Texas Attorney General Launches Investigation into Walmart Prescription Opioid Sales

Texas Attorney General Ken Paxton said on Tuesday he was investigating retail giant Walmart over potential violations of Texas’ Deceptive Marketing Practices Act regarding its sales of prescription opioids.

In a statement, the Republican said he has issued a Civil Inquiry Request (CID), or a type of subpoena, to Walmart that will allow him to obtain information relevant to the investigation.

Under the CID, Walmart will be required to submit documentation related to opioid orders from January 2006 to the present to the Drug Enforcement Administration and all state agencies in Texas, Paxton said.

Paxton’s investigation will focus on Walmart’s sales, promotions, distribution and distribution of prescription opioids and whether or not the retailer misfilled prescriptions for controlled substances.

It will also focus on whether or not Walmart failed to report suspicious orders as required by law.

“I fought for Texans who have been tragically impacted by the illegal marketing and sale of opioids, which have caused addiction and the premature death of thousands of people every year,” Paxton said. “I am committed to holding pharmacies accountable if they have played a role in this devastating outbreak.”

Walmart said in a statement to Fox News that it would answer Paxton’s questions and was confident about its opioid safety record, noting that the company’s pharmacists have refused to fill hundreds of thousands questionable opioid prescriptions, which sometimes led to criticism. to be overly cautious, by medical groups, doctors, and even the Texas Medical Board.

“Never manufactured, marketed or promoted opioids”
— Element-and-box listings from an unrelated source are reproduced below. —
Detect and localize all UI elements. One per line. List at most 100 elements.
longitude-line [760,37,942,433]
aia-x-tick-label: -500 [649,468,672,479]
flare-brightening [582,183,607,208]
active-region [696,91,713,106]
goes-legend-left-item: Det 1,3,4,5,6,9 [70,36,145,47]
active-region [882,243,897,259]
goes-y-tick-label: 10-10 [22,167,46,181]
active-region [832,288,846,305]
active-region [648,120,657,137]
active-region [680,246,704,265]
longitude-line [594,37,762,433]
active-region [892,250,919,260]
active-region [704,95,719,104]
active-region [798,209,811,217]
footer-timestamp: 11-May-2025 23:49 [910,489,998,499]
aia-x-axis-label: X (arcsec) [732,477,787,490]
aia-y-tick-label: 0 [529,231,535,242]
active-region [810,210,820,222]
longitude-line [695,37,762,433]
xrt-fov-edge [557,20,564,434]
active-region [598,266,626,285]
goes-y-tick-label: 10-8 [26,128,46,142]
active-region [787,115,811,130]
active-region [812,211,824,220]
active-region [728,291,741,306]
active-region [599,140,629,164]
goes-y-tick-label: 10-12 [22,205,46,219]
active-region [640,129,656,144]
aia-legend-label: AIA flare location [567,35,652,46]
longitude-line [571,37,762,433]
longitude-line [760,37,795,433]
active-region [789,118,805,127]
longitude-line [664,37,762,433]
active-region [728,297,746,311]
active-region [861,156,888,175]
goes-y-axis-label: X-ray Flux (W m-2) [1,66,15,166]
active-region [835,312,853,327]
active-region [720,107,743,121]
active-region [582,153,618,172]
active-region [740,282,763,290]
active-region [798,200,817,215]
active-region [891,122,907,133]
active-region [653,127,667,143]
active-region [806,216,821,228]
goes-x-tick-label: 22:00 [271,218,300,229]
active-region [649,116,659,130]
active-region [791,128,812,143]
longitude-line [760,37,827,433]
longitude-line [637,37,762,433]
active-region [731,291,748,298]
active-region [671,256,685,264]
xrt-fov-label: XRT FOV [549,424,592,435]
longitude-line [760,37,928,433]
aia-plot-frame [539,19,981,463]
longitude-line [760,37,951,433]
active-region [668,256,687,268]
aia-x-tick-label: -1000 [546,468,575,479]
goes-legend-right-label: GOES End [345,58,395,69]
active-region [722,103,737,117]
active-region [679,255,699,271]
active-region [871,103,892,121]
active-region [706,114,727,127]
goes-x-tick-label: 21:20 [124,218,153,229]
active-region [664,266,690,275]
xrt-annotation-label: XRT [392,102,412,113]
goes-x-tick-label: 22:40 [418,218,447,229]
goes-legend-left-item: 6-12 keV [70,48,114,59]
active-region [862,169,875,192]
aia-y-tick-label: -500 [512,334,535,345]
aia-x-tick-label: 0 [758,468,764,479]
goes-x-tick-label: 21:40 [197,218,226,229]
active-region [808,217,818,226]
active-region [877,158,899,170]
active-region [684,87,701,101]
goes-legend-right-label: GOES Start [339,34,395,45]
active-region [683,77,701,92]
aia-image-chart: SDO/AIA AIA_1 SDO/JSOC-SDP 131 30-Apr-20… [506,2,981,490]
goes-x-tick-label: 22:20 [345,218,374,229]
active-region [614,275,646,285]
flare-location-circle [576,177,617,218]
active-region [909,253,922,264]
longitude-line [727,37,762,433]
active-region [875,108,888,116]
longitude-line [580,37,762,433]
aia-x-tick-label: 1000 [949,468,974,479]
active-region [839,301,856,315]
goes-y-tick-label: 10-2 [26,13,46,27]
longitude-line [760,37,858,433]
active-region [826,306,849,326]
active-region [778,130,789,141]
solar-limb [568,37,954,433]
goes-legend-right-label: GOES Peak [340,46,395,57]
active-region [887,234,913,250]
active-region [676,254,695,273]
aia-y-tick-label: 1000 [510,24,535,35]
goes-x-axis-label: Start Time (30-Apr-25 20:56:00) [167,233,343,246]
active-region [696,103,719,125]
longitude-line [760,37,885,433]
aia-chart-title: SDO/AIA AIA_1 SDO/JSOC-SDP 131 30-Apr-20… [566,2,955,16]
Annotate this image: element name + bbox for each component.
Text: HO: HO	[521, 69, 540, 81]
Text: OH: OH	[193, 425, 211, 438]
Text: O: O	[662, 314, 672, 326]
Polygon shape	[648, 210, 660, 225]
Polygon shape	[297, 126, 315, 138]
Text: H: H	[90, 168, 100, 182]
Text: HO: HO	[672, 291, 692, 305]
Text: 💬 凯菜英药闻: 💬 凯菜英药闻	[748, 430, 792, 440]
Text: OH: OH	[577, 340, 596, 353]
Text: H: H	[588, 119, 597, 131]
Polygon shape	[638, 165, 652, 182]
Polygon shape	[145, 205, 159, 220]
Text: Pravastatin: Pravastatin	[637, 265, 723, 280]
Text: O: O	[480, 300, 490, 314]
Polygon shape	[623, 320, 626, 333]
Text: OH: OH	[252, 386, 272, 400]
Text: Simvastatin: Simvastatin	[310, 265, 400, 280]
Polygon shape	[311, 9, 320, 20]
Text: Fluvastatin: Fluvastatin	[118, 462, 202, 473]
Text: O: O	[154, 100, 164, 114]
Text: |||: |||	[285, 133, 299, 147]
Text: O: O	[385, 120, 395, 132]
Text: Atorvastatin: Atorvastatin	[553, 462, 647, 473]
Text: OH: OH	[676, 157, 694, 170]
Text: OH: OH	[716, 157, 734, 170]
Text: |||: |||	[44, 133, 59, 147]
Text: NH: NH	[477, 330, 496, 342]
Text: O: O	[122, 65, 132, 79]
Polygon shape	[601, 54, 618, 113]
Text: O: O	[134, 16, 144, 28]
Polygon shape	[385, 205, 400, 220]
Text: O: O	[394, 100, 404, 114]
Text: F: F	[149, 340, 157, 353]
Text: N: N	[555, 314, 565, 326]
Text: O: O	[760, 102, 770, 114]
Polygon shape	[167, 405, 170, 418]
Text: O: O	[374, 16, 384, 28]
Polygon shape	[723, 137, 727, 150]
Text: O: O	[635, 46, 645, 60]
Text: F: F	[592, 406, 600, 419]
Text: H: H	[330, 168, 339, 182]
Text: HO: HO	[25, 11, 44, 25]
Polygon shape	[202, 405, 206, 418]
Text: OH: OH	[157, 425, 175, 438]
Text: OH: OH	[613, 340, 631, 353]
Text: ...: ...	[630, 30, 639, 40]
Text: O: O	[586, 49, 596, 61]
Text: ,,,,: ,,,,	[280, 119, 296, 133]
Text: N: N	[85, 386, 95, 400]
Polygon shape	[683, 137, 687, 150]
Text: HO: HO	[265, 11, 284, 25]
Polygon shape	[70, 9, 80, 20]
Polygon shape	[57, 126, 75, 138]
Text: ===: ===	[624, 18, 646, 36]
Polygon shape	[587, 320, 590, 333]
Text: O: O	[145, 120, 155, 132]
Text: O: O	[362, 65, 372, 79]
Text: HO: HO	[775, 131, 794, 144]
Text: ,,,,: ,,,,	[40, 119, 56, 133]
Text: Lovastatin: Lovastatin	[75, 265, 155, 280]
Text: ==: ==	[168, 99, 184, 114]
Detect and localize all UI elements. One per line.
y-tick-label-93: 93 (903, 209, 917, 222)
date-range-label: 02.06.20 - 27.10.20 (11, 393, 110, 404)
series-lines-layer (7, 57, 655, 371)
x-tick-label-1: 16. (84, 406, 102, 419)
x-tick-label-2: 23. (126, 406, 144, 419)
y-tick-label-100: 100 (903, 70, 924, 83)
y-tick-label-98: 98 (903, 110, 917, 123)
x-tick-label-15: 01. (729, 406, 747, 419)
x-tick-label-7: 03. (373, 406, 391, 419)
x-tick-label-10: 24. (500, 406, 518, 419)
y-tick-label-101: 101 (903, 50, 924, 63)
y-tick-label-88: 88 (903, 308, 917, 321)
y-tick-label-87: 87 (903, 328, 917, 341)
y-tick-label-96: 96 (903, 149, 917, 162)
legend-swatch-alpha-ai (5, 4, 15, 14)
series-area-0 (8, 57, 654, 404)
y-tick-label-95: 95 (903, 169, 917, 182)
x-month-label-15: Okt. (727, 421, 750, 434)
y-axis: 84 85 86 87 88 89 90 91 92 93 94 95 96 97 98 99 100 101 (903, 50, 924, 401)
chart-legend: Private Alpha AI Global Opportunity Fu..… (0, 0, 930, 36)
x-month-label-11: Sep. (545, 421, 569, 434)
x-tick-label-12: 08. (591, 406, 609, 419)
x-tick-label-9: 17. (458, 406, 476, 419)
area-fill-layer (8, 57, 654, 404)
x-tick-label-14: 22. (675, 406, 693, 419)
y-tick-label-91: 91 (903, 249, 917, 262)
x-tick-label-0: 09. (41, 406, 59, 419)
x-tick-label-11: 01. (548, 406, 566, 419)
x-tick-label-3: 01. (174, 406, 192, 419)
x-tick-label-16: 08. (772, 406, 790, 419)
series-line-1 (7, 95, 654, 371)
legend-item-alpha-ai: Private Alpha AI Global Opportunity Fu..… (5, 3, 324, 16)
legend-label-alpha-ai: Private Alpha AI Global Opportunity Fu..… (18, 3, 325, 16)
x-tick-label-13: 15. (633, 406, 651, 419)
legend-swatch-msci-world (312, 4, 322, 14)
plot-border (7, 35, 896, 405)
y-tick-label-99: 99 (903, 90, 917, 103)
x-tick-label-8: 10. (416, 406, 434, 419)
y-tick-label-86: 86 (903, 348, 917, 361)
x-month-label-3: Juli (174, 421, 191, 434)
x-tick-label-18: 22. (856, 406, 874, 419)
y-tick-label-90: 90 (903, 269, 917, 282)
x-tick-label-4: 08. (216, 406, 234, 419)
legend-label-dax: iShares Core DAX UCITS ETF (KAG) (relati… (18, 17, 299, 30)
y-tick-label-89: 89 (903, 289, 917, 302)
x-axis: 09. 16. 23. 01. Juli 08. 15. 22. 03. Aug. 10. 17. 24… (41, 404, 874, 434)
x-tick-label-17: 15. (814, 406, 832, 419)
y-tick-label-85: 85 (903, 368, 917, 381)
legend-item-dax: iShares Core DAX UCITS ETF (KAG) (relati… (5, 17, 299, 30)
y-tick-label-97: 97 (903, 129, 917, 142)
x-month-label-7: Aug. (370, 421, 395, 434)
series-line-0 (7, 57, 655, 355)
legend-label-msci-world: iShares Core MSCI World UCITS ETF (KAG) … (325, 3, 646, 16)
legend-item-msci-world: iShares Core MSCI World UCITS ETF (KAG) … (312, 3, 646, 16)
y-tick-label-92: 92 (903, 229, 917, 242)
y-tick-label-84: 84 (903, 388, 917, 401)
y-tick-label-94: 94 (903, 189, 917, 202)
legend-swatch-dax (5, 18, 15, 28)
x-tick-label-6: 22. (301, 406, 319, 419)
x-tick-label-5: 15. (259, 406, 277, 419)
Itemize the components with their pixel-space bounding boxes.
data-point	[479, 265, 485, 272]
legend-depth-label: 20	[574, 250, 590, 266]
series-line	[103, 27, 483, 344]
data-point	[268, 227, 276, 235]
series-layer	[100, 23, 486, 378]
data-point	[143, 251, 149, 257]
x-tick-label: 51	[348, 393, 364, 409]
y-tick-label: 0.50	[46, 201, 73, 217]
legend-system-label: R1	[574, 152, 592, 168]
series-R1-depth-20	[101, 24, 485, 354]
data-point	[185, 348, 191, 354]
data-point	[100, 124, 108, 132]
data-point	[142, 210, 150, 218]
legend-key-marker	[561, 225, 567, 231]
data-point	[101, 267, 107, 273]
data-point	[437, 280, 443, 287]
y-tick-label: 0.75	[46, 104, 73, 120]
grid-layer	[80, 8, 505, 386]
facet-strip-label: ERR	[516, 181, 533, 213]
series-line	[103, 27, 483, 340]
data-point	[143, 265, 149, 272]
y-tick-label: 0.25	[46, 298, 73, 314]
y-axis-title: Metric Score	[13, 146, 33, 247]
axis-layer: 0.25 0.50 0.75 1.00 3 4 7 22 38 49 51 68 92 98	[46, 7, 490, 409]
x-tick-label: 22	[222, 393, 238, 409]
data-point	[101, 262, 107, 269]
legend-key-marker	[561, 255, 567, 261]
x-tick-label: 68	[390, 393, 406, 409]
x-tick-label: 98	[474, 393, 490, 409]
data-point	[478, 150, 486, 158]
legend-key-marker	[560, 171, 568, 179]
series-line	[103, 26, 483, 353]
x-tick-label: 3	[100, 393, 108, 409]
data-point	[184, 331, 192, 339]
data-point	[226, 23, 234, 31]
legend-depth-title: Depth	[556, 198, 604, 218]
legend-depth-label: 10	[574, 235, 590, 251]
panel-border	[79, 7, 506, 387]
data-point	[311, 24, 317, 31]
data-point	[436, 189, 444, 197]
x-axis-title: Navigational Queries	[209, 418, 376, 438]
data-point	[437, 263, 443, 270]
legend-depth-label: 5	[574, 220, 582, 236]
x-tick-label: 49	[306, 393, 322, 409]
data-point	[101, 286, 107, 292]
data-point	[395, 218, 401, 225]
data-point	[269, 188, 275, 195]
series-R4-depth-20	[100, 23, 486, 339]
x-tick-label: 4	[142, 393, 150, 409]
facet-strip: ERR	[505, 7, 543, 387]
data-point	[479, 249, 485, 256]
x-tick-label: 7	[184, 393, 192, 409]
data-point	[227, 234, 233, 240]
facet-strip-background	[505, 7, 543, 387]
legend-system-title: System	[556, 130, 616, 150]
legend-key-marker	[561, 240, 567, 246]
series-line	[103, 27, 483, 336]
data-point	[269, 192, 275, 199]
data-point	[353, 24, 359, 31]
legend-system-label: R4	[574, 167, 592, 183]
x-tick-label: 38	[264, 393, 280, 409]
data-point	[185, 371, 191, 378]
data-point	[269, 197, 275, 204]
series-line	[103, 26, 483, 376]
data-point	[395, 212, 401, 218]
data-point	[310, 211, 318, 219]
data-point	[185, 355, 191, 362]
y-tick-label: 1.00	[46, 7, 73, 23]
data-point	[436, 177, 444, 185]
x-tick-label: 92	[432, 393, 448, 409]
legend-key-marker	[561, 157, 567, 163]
The company has “never manufactured, marketed or promoted opioids, and pharmacists are not doctors and do not write prescriptions for opioids,” Walmart spokesman Randy Hargrove said.

“Walmart and our pharmacists are torn between the demands placed on pharmacists by opioid seekers on one side and health agencies and regulators on the other, and patients are caught in the middle.”

Opioids, including those that are both prescribed and illicit, have claimed the lives of more than 564,000 people from 1999 to 2020, according to data from the Centers for Disease Control and Prevention. In 2020 alone, there were 91,799 drug overdoses, nearly 75% of which involved an opioid.

More recently, a wave of fentanyl-related overdoses and deaths have hit America, with deaths from the powerful synthetic opioid more than doubling in 30 states in just two years, according to data from nonprofit group Families Against Fentanyl. .

Walmart has previously been sued by the Justice Department for its alleged role in fueling the opioid crisis across the country, with the DOJ alleging the retailer “illegally distributed controlled substances through pharmacies it operated in across the country and illegally dispensed controlled substances to these pharmacies during the height of the prescription opioid crisis.

At the time the lawsuit was filed, Walmart said the DOJ investigation was “tainted with historic ethics violations” and that the lawsuit “invents a legal theory that unlawfully compels pharmacists to come between patients.” and their physicians, and is riddled with factual inaccuracies and cherry-picked material taken out of context.

This trial has been temporarily suspended but is expected to resume on July 11.

Walmart, along with drugstore giants CVS and Walgreens, were also found responsible in November for fueling the opioid epidemic in two Ohio counties. A federal judge will decide in the spring how much the three pharmacies should pay in damages to Lake and Trumbull counties.


Katabella Roberts is a journalist currently based in Turkey. She covers news and affairs for The Epoch Times, focusing primarily on the United States.